Banking sector is highly profitable and well capitalised, but coverage of credit risks has deteriorated further due to lower provisioning

Robust earnings and declining risk provisions contributed to the banking sector achieving a high profit of EUR 11.8 billion in 2025 despite rising operating costs. The improvement compared to the previous year was driven by higher profits of major banks, especially from domestic business. Austrian banks’ operations in CESEE also contributed to the good profit situation and the region is set to become even more important given recent acquisitions. "Banks have used the lion’s share of previous profits to strengthen their capital base. The sector's Common Equity Tier 1 (CET1) ratio reached a record high of 19.0%. This is particularly welcome given increasing uncertainties in the current geopolitical and economic environment,” says OeNB Director Thomas Steiner.

In 2025, domestic lending by Austrian banks continued to gain traction due to stronger growth in mortgages to households, while lending to businesses remained subdued. The share of non-performing loans (NPL ratio) stabilised at 3% following recent increases. That said, the NPL ratio for loans to small and medium-sized enterprises and CRE loans was still rising in 2025, to 6.3% and 8.3%, respectively (compared to 6.1% and 6.3% at end-2024), and hence well above average. As loan loss provisioning decreased in 2025, the consolidated coverage ratio fell to below 40%.

Real estate-related lending remains crucial for financial stability and banking supervision

Since 2022, when interest rates started to increase, Austrian banks have seen a sharp increase in the NPL ratio of CRE loans. This increase is particularly pronounced in commercially funded housing, where over 14% of loans are non-performing. Compared to the rest of Europe, the Austrian banking sector stands out not only regarding this increase in NPL ratios, but also regarding the CRE share in total corporate lending. Given that real estate plays a crucial role as collateral in NPL workouts, their conservative valuation is all the more important from a financial stability perspective.
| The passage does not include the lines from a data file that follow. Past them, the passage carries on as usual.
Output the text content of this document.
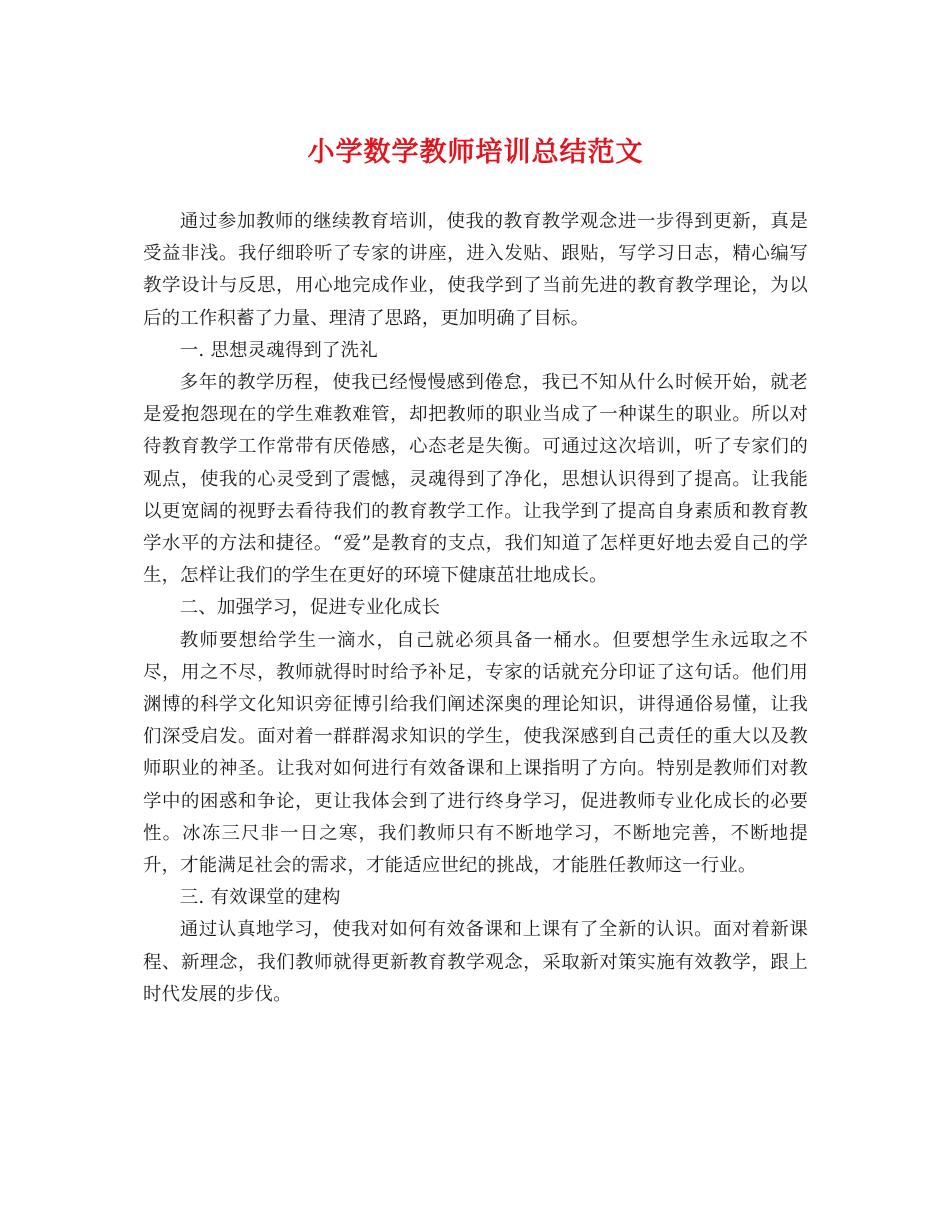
小学数学教师培训总结范文

通过参加教师的继续教育培训，使我的教育教学观念进一步得到更新，真是受益非浅。我仔细聆听了专家的讲座，进入发贴、跟贴，写学习日志，精心编写教学设计与反思，用心地完成作业，使我学到了当前先进的教育教学理论，为以后的工作积蓄了力量、理清了思路，更加明确了目标。

一. 思想灵魂得到了洗礼

多年的教学历程，使我已经慢慢感到倦怠，我已不知从什么时候开始，就老是爱抱怨现在的学生难教难管，却把教师的职业当成了一种谋生的职业。所以对待教育教学工作常带有厌倦感，心态老是失衡。可通过这次培训，听了专家们的观点，使我的心灵受到了震憾，灵魂得到了净化，思想认识得到了提高。让我能以更宽阔的视野去看待我们的教育教学工作。让我学到了提高自身素质和教育教学水平的方法和捷径。“爱”是教育的支点，我们知道了怎样更好地去爱自己的学生，怎样让我们的学生在更好的环境下健康茁壮地成长。

二、加强学习，促进专业化成长

教师要想给学生一滴水，自己就必须具备一桶水。但要想学生永远取之不尽，用之不尽，教师就得时时给予补足，专家的话就充分印证了这句话。他们用渊博的科学文化知识旁征博引给我们阐述深奥的理论知识，讲得通俗易懂，让我们深受启发。面对着一群群渴求知识的学生，使我深感到自己责任的重大以及教师职业的神圣。让我对如何进行有效备课和上课指明了方向。特别是教师们对教学中的困惑和争论，更让我体会到了进行终身学习，促进教师专业化成长的必要性。冰冻三尺非一日之寒，我们教师只有不断地学习，不断地完善，不断地提升，才能满足社会的需求，才能适应世纪的挑战，才能胜任教师这一行业。

三. 有效课堂的建构

通过认真地学习，使我对如何有效备课和上课有了全新的认识。面对着新课程、新理念，我们教师就得更新教育教学观念，采取新对策实施有效教学，跟上时代发展的步伐。
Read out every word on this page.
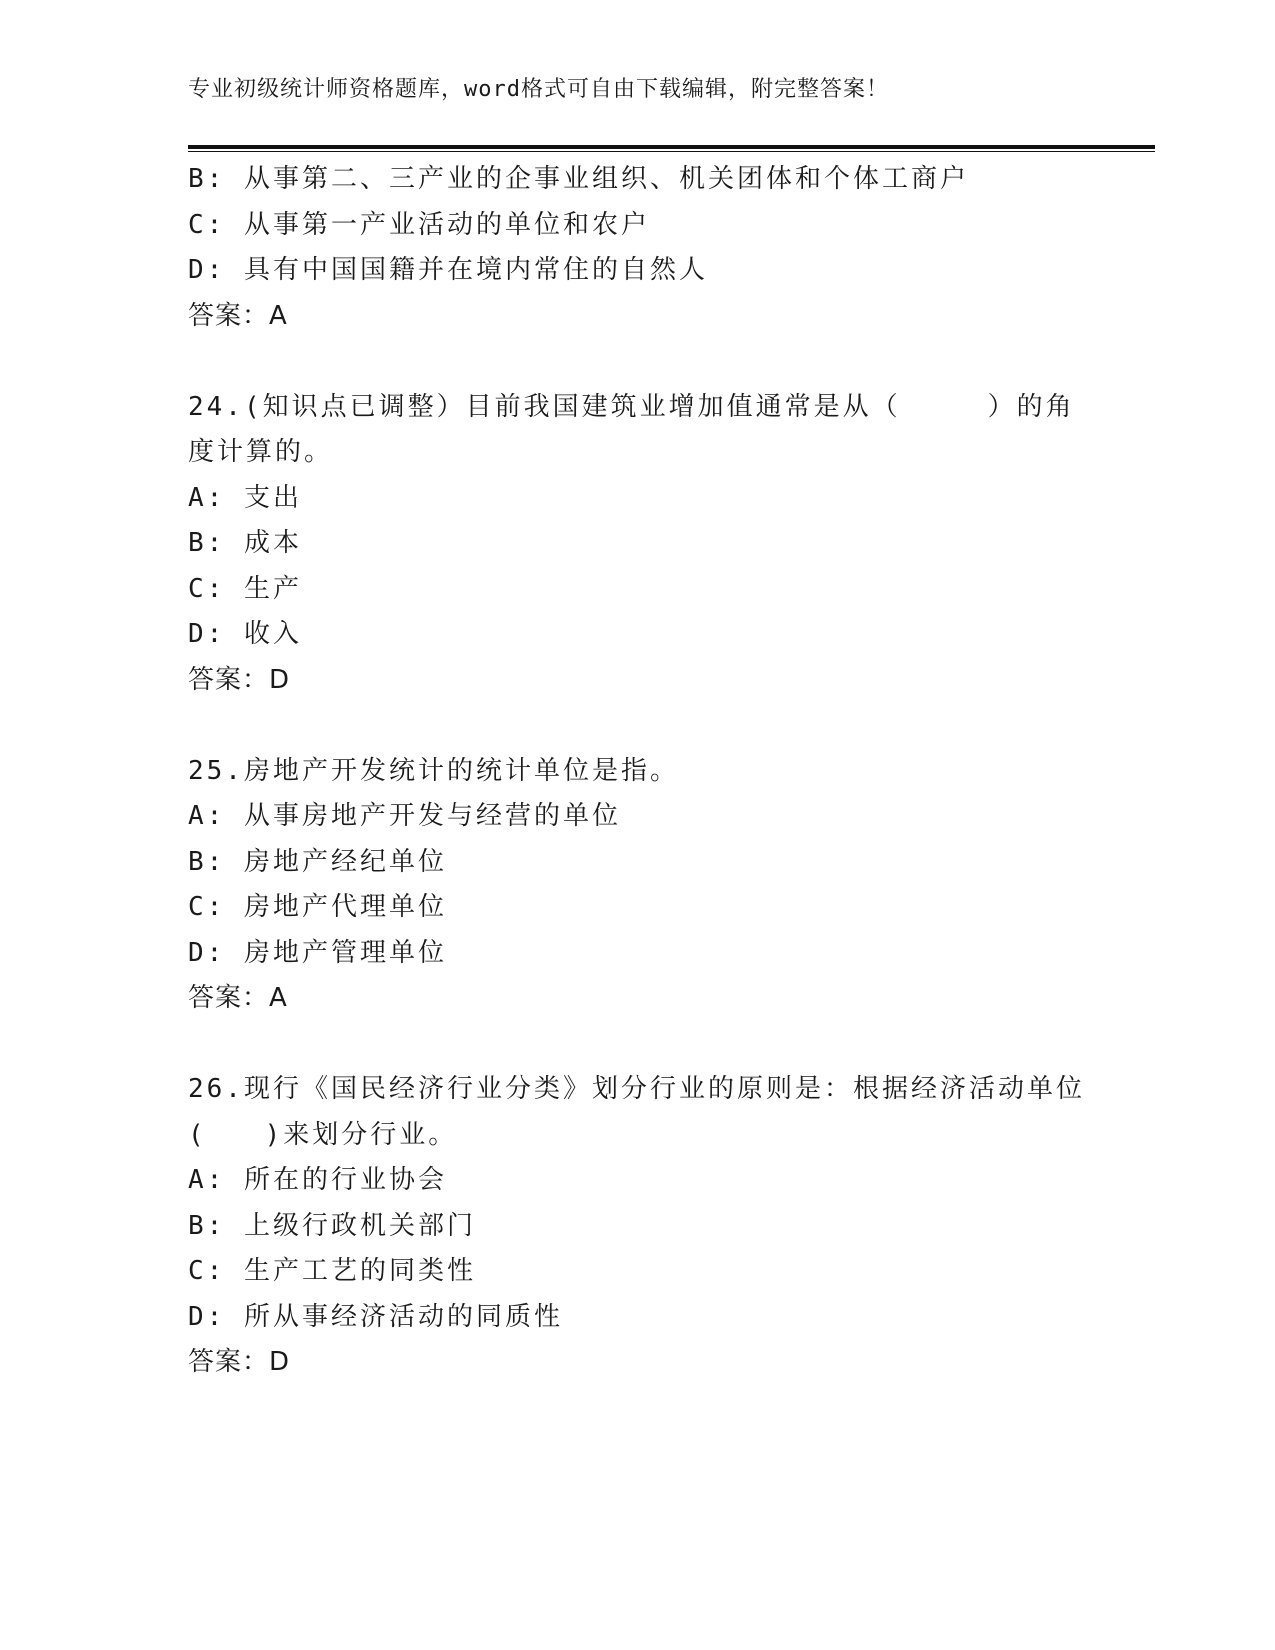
专业初级统计师资格题库，word格式可自由下载编辑，附完整答案！
B: 从事第二、三产业的企事业组织、机关团体和个体工商户
C: 从事第一产业活动的单位和农户
D: 具有中国国籍并在境内常住的自然人
答案：A
24.(知识点已调整）目前我国建筑业增加值通常是从（　　　）的角
度计算的。
A: 支出
B: 成本
C: 生产
D: 收入
答案：D
25.房地产开发统计的统计单位是指。
A: 从事房地产开发与经营的单位
B: 房地产经纪单位
C: 房地产代理单位
D: 房地产管理单位
答案：A
26.现行《国民经济行业分类》划分行业的原则是：根据经济活动单位
(　　)来划分行业。
A: 所在的行业协会
B: 上级行政机关部门
C: 生产工艺的同类性
D: 所从事经济活动的同质性
答案：D
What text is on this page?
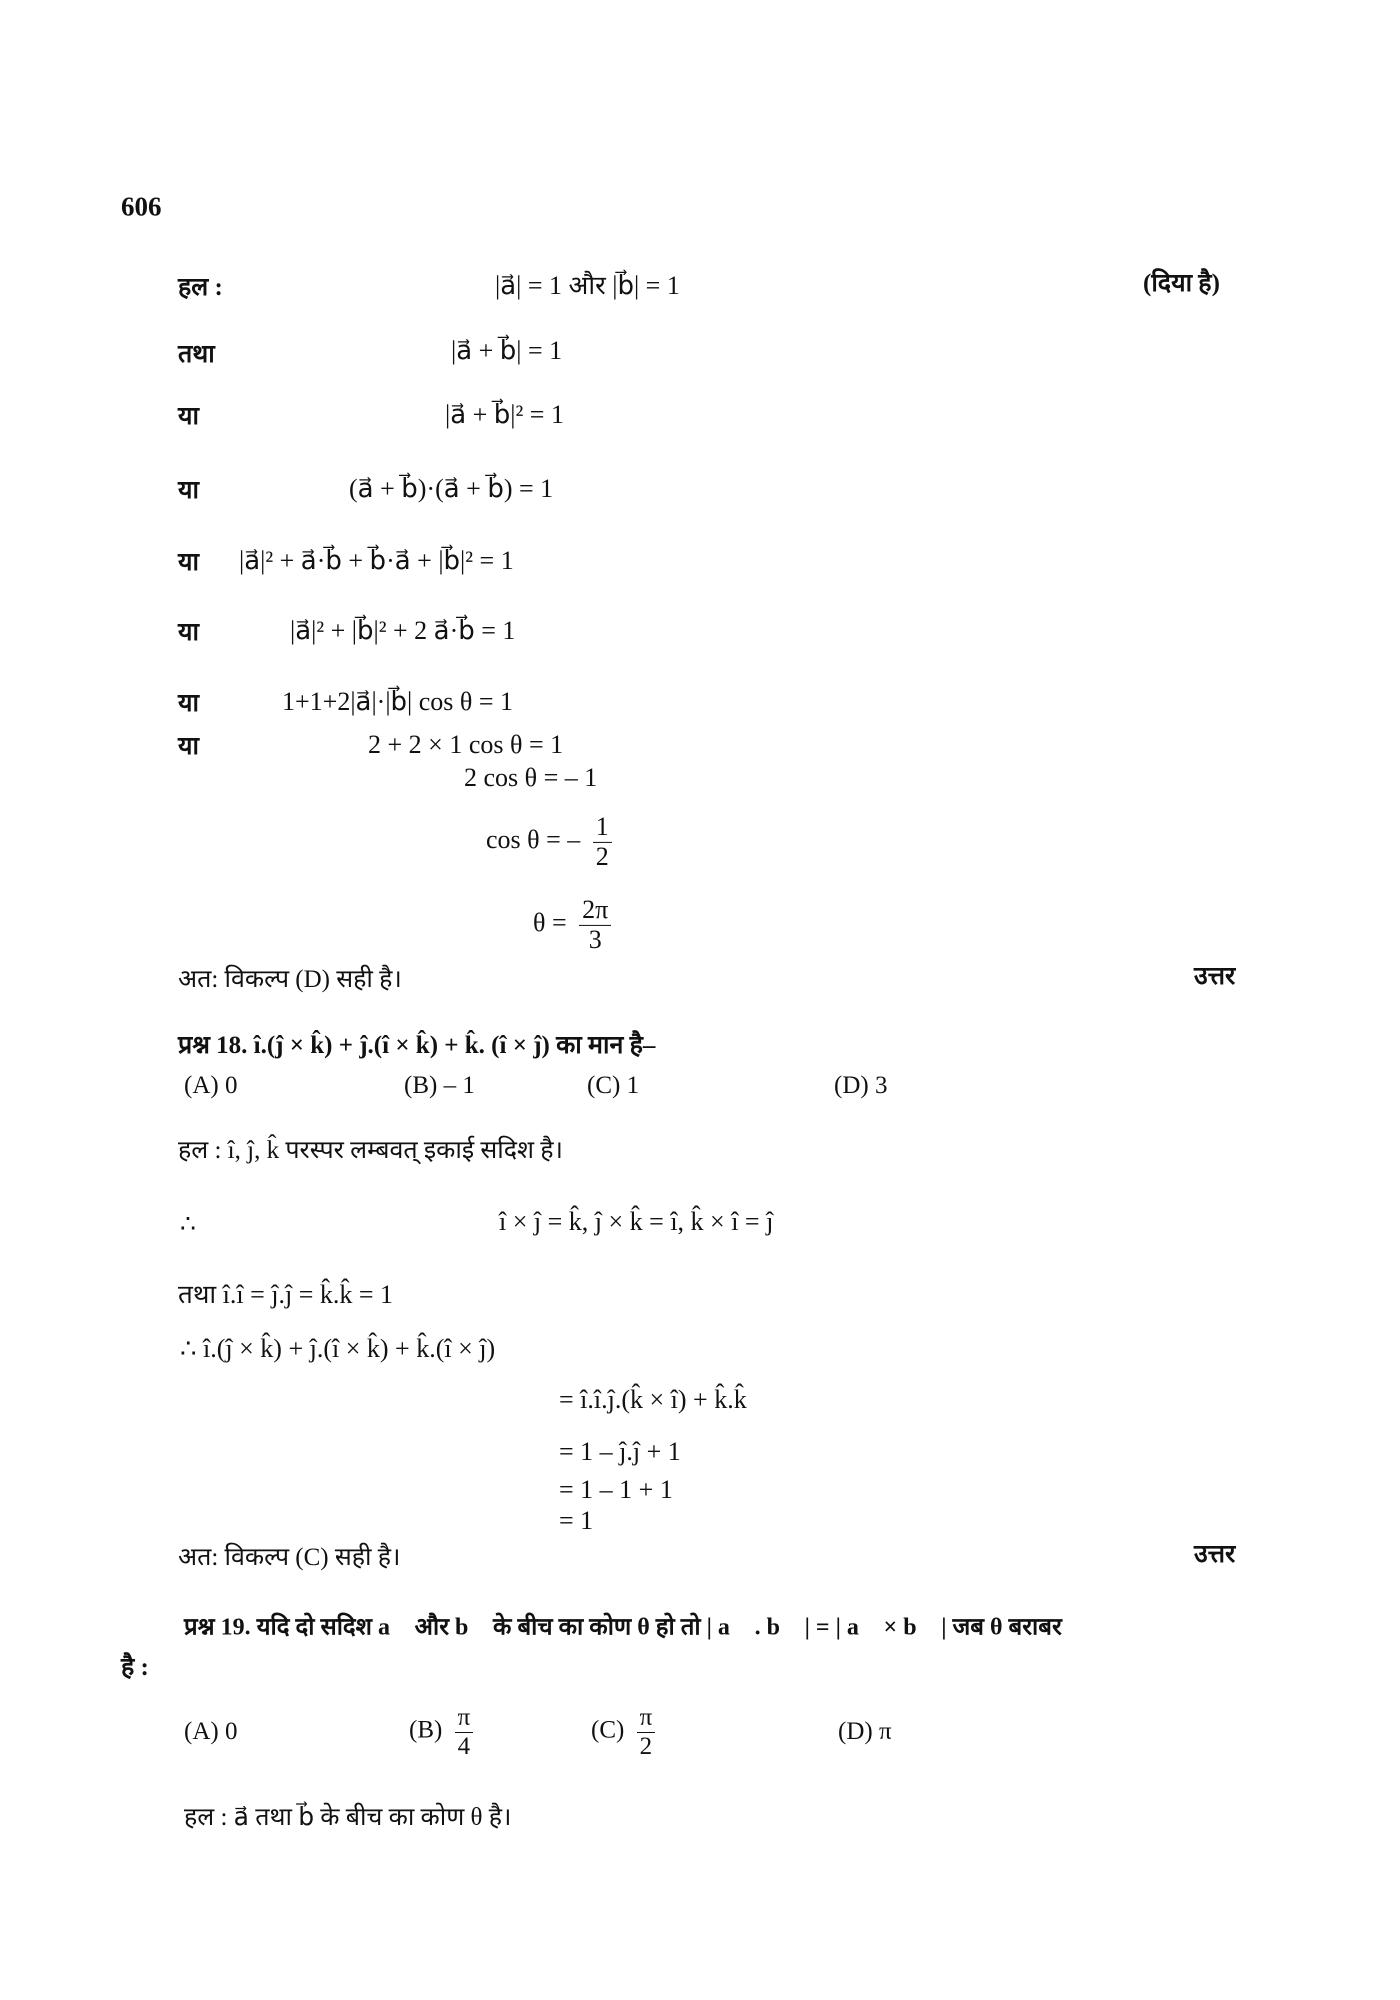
606
हल :	|a⃗| = 1 और |b⃗| = 1	(दिया है)
तथा	|a⃗ + b⃗| = 1
या	|a⃗ + b⃗|² = 1
या	(a⃗ + b⃗)·(a⃗ + b⃗) = 1
या |a⃗|² + a⃗·b⃗ + b⃗·a⃗ + |b⃗|² = 1
या	|a⃗|² + |b⃗|² + 2 a⃗·b⃗ = 1
या	1+1+2|a⃗|·|b⃗| cos θ = 1
या	2 + 2 × 1 cos θ = 1
2 cos θ = – 1
cos θ = – $\frac{1}{2}$
$\theta = \frac{2\pi}{3}$
अत: विकल्प (D) सही है।	उत्तर
प्रश्न 18. î.(ĵ × k̂) + ĵ.(î × k̂) + k̂. (î × ĵ) का मान है–
(A) 0	(B) – 1	(C) 1	(D) 3
हल : î, ĵ, k̂ परस्पर लम्बवत् इकाई सदिश है।
∴	î × ĵ = k̂, ĵ × k̂ = î, k̂ × î = ĵ
तथा î.î = ĵ.ĵ = k̂.k̂ = 1
∴ î.(ĵ × k̂) + ĵ.(î × k̂) + k̂.(î × ĵ)
= î.î.ĵ.(k̂ × î) + k̂.k̂
= 1 – ĵ.ĵ + 1
= 1 – 1 + 1
= 1
अत: विकल्प (C) सही है।	उत्तर
प्रश्न 19. यदि दो सदिश a⃗ और b⃗ के बीच का कोण θ हो तो | a⃗ . b⃗ | = | a⃗ × b⃗ | जब θ बराबर
है :
(A) 0	$(B) \frac{\pi}{4}$	$(C) \frac{\pi}{2}$	(D) π
हल : a⃗ तथा b⃗ के बीच का कोण θ है।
Against this backdrop, the Financial Market Stability Board recommended strengthening the risk-bearing capacity of banks in the CRE segment by increasing the sectoral systemic risk buffer (sSyRB) to 2% by mid-2026 and to 3.5% by mid-2027. Also, a CRE dashboard regularly updated by the OeNB allows all market participants to monitor this segment, which is important for Austrian banks.

Residential real estate lending has recovered visibly from its low point at the end of 2023, thanks to lower interest rates, while lending standards remain high and in line with the Austrian Financial Market Authority’s relevant circular and the Financial Market Stability Board’s guideline.1

Recommendations by the OeNB

Amid the recent rise in geopolitical risks, it is important for Austrian banks to preserve their resilience so that they remain able to serve the evolving financing and investment needs of households and enterprises in difficult economic times. To keep systemic risks at bay, the OeNB recommends that banks:

  • ensure adequate credit risk management, including
    • the active management of NPLs (and their determined reduction),
    • higher provisioning (especially for the unsecured part of loans) and
    • conservative collateral valuations;
  • comply with stricter regulatory requirements for commercial real estate loans (in particular the sectoral systemic risk buffer);
  • maintain the good capital level;
  • stay committed to sustainable lending standards for residential real estate financing; and
  • ensure sustainable profitability, especially by
    • maintaining structural cost discipline and
    • investing in the future, i.e. digitalisation and cybersecurity.
       

1 FMA circular on the sound granting of private residential real estate loans and FMSB guideline from the press release for the 44th meeting of the Financial Market Stability Board.